Top ten ($7.2B) broadband stimulus: ideal conditions

April 13th, 2009 by kc

Last month (23 March) I was on an NTIA panel at the Department of Commerce, to recommend conditions on this broadband stimulus money, aka arm wrestling between companies. Gigi covers it in her blog; today was the deadline to finish my recommendations to DOC and NTIA:

  1. Prepare for the inevitable realization of the underlying empirical fact: you can’t make Wall-Street-approved margins moving bits around over long distances. You certainly can’t have bit-moving margins and get science and innovation and critical infrastructure protection done. Other countries now ahead of us in broadband penetration have already figured out effective policies for stimulating broadband growth. As a general rule the DOC and NTIA should use this money to put the U.S. Congress in a better position to improve our current failing policies.
  2. Architect some economic transparency into the rest of the industry. The erosion of voice revenue which has funded much of the Internet’s evolution — with the help of regulation allowing that subsidy — means the business model for Internet transport is fundamentally unsustainable, which the carriers know better than anyone. But the entire Internet provisioning ecosystem is characterized by pervasive non-disclosure agreements, undocumented cross-industry subsidies and a common practice of treating even mundane operational practices and costs as trade secrets, which leaves regulators operating in a fog around the Internet infrastructure, not ideal conditions to write regulation. Recall, the last reported accounting error in our industry was bigger than this entire broadband stimulus package. Which is all admittedly noise compared to AIG, but it was the Biggest Bankruptcy Ever at the time. It’s obvious why we’re repeating history: we don’t have any data.
  3. Use this transparency to pursue a quantitiative macroscopic picture, starting with the economics. Use a chunk of the $350M to create a visual map of how the funding flows through the ecosystem, as well as acquire and publish quantitative data on pricing, penetration, performance, and peering of Internet transport providers. Spending some of these mapping funds on data-sharing and objective research and analysis will help establish a rigorous field of Internet economics, the lack of which engineers now admit limits our ability to fix technical problems of the Internet. Yet the two biggest conversations about pricing (network neutrality and metered billing) are happening with no cost and pricing data, much less data on traffic levels or patterns.
  4. On a simillar wavelength, use some of the $350M allocated for mapping to fund a spectrum inventory with R&D support.
  5. Establish a technical advisory team to peer review and steer progress on mapping and other data analysis projects, including privacy-respecting, legal, and ethical data handling practices. Document where limitations prevent sharing of data otherwise considered relevant to broadband stimulus goals.
  6. Require wholesale non-exclusive access to any infrastructure owned by the company that takes stimulus funds. Support experiments with structural separation, like the UK’s Openreach which has led to falling prices, or Australia’s recently announced experiment with public infrastructure. (Yes, this pretends we didn’t make the mistake of tossing common carriage concepts for the Internet. )

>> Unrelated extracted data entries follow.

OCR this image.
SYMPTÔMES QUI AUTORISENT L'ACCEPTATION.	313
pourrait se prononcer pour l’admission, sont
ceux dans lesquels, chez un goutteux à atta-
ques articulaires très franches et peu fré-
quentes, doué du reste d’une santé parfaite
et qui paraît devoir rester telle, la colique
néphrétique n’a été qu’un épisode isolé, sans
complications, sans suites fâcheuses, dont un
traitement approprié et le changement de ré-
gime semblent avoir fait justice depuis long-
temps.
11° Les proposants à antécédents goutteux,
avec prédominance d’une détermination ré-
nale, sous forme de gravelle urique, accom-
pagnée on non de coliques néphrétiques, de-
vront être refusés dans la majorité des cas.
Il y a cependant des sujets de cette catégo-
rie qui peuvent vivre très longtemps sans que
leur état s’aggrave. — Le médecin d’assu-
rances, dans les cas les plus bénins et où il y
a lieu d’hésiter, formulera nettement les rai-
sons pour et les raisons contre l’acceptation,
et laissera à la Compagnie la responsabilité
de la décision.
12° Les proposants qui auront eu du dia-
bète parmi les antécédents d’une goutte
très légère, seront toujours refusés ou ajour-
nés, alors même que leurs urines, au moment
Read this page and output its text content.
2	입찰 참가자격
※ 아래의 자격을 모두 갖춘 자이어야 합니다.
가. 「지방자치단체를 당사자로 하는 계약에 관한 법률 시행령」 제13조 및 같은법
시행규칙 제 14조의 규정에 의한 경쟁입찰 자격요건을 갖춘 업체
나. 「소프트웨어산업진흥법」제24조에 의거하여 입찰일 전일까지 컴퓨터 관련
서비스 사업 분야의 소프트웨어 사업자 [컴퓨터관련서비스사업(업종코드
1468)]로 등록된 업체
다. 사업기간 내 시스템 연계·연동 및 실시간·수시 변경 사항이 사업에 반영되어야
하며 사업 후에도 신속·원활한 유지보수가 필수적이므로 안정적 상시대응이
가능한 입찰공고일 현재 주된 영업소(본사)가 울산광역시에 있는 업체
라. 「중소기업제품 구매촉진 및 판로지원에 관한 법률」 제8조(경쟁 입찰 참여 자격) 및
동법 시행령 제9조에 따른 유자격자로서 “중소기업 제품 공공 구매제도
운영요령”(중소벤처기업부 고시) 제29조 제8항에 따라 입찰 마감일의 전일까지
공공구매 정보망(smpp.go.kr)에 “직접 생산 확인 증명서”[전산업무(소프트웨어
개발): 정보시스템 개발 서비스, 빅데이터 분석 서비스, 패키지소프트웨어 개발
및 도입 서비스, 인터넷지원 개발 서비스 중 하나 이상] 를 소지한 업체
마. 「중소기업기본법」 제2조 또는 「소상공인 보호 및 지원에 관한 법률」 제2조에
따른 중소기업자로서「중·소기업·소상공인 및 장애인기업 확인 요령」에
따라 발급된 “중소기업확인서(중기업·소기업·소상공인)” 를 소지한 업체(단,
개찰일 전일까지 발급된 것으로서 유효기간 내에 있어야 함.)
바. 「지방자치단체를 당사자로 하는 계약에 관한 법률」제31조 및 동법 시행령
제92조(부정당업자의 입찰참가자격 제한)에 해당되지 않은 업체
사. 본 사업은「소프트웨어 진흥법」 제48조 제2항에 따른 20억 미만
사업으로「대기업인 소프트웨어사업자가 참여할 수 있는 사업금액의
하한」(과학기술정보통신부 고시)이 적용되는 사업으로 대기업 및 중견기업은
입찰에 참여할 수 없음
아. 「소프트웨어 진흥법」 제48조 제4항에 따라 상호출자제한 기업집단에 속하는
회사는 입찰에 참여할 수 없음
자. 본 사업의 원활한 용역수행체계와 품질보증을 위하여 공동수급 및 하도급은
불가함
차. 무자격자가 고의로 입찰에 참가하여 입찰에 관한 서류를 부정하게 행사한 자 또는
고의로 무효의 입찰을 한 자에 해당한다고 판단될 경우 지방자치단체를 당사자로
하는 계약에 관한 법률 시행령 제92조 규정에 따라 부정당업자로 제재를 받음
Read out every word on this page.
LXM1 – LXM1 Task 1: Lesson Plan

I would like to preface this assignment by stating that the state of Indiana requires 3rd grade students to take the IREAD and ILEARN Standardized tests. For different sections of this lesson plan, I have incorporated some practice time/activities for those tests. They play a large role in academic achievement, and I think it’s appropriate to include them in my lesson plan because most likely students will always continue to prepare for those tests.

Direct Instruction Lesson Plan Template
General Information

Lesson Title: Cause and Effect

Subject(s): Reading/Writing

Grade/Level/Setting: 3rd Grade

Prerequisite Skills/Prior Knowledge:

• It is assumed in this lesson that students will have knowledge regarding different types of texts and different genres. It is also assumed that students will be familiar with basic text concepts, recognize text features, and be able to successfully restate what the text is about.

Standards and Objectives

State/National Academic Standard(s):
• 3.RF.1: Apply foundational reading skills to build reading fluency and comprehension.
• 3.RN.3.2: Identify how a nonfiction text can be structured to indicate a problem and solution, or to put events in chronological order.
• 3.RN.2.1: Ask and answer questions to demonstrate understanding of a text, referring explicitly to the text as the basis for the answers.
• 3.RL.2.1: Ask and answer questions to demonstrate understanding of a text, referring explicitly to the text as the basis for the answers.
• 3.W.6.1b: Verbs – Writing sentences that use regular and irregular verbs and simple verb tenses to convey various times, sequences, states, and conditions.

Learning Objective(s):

  7. Leverage other funding communities, e.g., allow NSF or DHS to cost-share with broadband stimulus projects for R&D that provides particular leverage in building infrastructure, or for public-private partnerships that advance broadband and mapping capabilities. Example projects include a backbone infrastructure to connect community and municipal networks in exchange for research support or public safety. Require that funding recipients send at least one representative to academic research and scenario planning workshops. Provide funding and policy support for data collection to validate tools funded by NSF to measure traffic, bandwidth estimation, mapping, hygiene (filtering, config), penetration, usage patterns. (Cost-share with the $250M for innovative programs to encourage sustainable broadband adoption).
  8. Leverage other infrastructure, like electricity grids and roads. Encourage partnerships. Don’t allow recipients to lobby against competition. Use existing successful infrastructure projects as role models.
  9. Disclose all traffic mangement behavior. Avoid deep packet inspection (DPI) techniques except for security reasons, until the privacy conversation matures.
  10. Require that providers maintain responsive abuse contact, and accurate registry information for all DNS names and IP addresses hosted by the provider.

One Response to “Top ten ($7.2B) broadband stimulus: ideal conditions”

  1. Les Says:

    Here in the uk the government wants everyone to have high speed internet access through a designated dsl carrier. This can only be a good thing to allow everyone Internet access. Some debate as who is to pay. Perhaps the Internet Service Providers can pay for those who cannot afford it.